Le domande degli avvocati
Questione di sostanza che Nano aveva dribblato abilmente rispondendo a una domanda dell’avvocato Laura Mara, Medicina Democratica, che gli aveva chiesto se per realizzare un impianto efficace nel campo della ventilazione industriale occorre conoscere volumi degli ambienti e portata del sistema di aspirazione.
«Nelle ventilazioni generali sì, nelle ventilazioni locali, che sono le uniche prese in considerazione nella mia relazione, no...». Quasi a dire: la domanda non è pertinente!

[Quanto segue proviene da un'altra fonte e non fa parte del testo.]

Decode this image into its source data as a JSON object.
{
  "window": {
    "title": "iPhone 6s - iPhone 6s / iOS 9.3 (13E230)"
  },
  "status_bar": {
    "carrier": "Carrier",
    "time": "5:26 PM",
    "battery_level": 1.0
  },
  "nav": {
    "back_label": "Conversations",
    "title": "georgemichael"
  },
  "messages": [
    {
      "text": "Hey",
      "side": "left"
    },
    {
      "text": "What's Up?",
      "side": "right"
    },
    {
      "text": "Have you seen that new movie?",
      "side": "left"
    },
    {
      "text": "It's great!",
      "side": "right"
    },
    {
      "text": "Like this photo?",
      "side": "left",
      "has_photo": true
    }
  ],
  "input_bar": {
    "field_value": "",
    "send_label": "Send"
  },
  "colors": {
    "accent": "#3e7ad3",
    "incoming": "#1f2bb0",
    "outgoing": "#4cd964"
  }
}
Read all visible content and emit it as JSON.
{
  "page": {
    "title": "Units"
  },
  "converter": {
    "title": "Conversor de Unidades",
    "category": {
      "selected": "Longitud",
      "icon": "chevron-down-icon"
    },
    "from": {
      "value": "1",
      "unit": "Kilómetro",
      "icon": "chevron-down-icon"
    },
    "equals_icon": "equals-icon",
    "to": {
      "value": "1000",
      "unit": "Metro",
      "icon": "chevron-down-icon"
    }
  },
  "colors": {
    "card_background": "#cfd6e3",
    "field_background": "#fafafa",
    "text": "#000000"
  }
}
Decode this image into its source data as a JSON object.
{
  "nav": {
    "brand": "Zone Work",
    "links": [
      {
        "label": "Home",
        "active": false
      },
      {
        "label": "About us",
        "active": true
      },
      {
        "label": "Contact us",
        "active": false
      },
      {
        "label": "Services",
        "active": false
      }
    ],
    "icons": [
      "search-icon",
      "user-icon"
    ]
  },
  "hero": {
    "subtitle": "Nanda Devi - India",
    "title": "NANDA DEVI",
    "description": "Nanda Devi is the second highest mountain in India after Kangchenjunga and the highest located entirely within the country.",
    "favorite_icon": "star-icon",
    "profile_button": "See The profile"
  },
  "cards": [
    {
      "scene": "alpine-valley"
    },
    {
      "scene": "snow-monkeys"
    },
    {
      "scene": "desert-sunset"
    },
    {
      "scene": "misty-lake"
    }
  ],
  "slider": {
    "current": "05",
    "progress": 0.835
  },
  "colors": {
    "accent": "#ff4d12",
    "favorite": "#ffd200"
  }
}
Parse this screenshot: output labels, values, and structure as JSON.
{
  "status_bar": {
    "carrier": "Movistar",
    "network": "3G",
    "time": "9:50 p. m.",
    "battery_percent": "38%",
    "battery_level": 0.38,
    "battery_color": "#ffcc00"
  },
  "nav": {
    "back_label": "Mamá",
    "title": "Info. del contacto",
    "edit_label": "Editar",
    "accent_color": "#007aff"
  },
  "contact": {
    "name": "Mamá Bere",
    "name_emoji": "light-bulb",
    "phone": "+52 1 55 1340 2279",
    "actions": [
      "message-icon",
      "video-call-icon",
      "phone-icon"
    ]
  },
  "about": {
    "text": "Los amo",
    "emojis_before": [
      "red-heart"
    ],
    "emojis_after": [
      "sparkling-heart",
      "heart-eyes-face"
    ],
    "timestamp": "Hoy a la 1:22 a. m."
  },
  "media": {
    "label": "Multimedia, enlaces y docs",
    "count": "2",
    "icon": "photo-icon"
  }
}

E allo stesso pm Colace al quale aveva risposto in merito alla polverosità e all’efficacia dell’impianto di aspirazione: «Il volume della stanza non ha nessuna influenza. Conta il rapporto tra quanto si genera e quanto se ne porta via».
Però!
La risposta l’ha data implicitamente lo stesso perito rispondendo a una domanda avanzata dall’avvocato Sergio Bonetto: «Mi è parso di capire che non si è occupato del ricambio generale d’aria».
Nano: «No, non me ne sono occupato». Bonetto: «Può rilevare sul piano scientifico dal punto di vista del rischio l’aria in generale o solo quella locale»? Nano: «Certo, quello che rileva è la condizione generale...».
Tutto sotto controllo?
Insomma o si ha la certezza che tutte le fonti di emissione di polvere erano sotto controllo, che tutte le polveri venivano captate, oppure gli aspiratori sui singoli macchinari (quelli locali) possono sì limitare la dispersione delle fibre ma non il rischio legato a un ambiente generalmente e genericamente inquinato. Così come a una seconda domanda avanzata sempre dall’avvocato Mara apparsa più insidiosa: «Ritiene che i valori dai quali ha ricavato gli indici di rischio che ci ha presentato negli istogrammi siano rappresentativi della esposizione reale?»
Nano: «Non posso dire né sì né no; è un confronto di ordini di grandezza».
Insomma non si può smentire il lavoro svolto ma non si può neanche affermare che sia significativo per capire quale fosse la situazione di rischio reale in cui vivevano i lavoratori. E a questo punto la domanda è: ma allora tutto questo lavoro a cosa è servito?
Domande senza risposta
E tante tante altre domande restano senza risposta...
Come mai la percentuale della fibre precipita - ha evidenziato il pm - già nel 1973 se gli investimenti e i processi a umido cominciano dal 1974? E come mai non si è entrati nel dettaglio degli interventi per spiegare cosa si è fatto per la sicurezza: quali interventi, quando, su quali macchinari e in quali reparti? Perché non sono state indicate le cifre di quegli interventi in modo preciso: quanto si è speso per fare cosa?